The COVID-19 Genomic Consortium of the UK has found that the G614 variant spread 1.22 times faster than the D variant. The consortium sequenced 30,000 genomes of the SARS-CoV-2. The Cell paper also said that the G variant is more infectious and the viral loads are also found to be higher than the original D strain. Nevertheless, this does not increase the severity of the disease. They have also turned to lab experiments with cell cultures where they have found that the G variant is more efficient in entering the cell than the D one.
University of Massachusetts Medical School’s Jeremy Luban also found similar results. The G614 confers a slight change in the shape of the spike protein which eases the fusion of the viral spike protein with the human cell surface. Luban and others’ experiment shows that the G variant is 3 to 6 times more infectious.
However, all these experiments are conducted on cell lines. The findings on cell lines may not replicate as such in real life situations inside the body. In laboratory cell lines, there is only a specific type of cell that the experiments are carried on. But, the human body has a vast array of cells, including the immune cells, and what we get in a lab cell line may not exactly translate in the human cell milieu.
To probe whether the dominant G variant, which was absent four months back, can actually cause greater transmissibility of the novel coronavirus in real life, one way is to conduct experiments on animals. In it, animals like ferrets or monkeys have to be exposed to the D and the G variants and then see how much virus they shed in the case of each variant. Interestingly, in Dutch mink farms, the virus has transmitted from humans to the minks at different times. Out of five times the virus was transmitted to the minks from humans, twice it was the D variant while thrice, it turned out to be the G variant.

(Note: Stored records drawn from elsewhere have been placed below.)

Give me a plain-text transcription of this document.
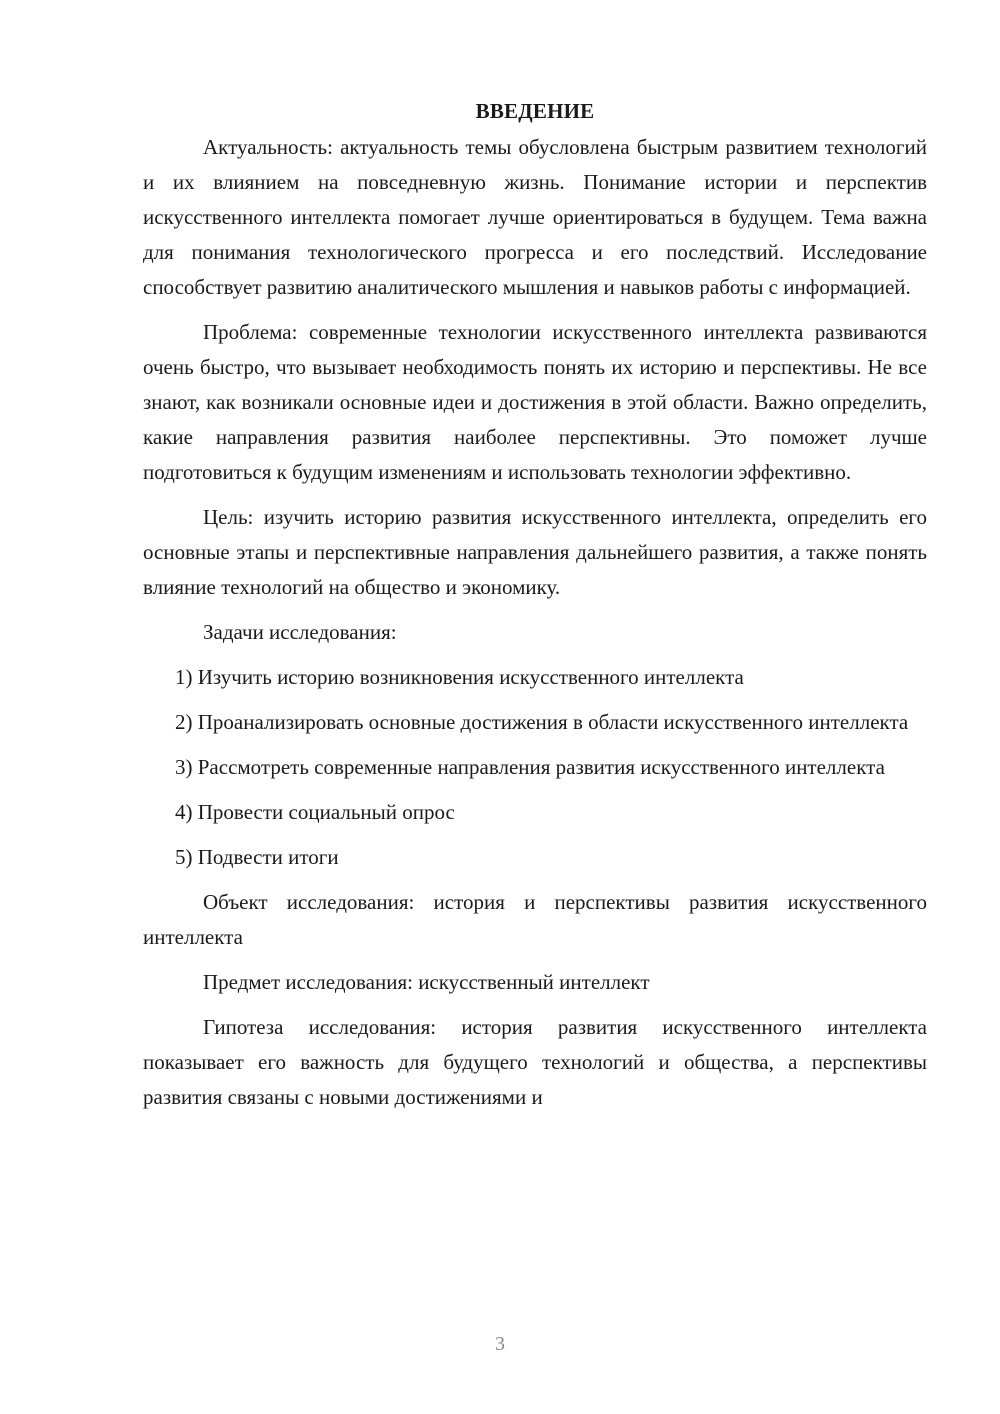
ВВЕДЕНИЕ

Актуальность: актуальность темы обусловлена быстрым развитием технологий и их влиянием на повседневную жизнь. Понимание истории и перспектив искусственного интеллекта помогает лучше ориентироваться в будущем. Тема важна для понимания технологического прогресса и его последствий. Исследование способствует развитию аналитического мышления и навыков работы с информацией.

Проблема: современные технологии искусственного интеллекта развиваются очень быстро, что вызывает необходимость понять их историю и перспективы. Не все знают, как возникали основные идеи и достижения в этой области. Важно определить, какие направления развития наиболее перспективны. Это поможет лучше подготовиться к будущим изменениям и использовать технологии эффективно.

Цель: изучить историю развития искусственного интеллекта, определить его основные этапы и перспективные направления дальнейшего развития, а также понять влияние технологий на общество и экономику.

Задачи исследования:

1) Изучить историю возникновения искусственного интеллекта

2) Проанализировать основные достижения в области искусственного интеллекта

3) Рассмотреть современные направления развития искусственного интеллекта

4) Провести социальный опрос

5) Подвести итоги

Объект исследования: история и перспективы развития искусственного интеллекта

Предмет исследования: искусственный интеллект

Гипотеза исследования: история развития искусственного интеллекта показывает его важность для будущего технологий и общества, а перспективы развития связаны с новыми достижениями и

3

However, the present data shows that the G variant has somehow managed to outnumber the D variant globally. If this truly indicates greater transmissibility of the virus, but with less severity, then it could mean something better for the people. But, more evidence is needed to come to such a conclusion. Moreover, it can be useful from a vaccine point of view. When a specific strain dominates the world, vaccine production could be focussed on that variant.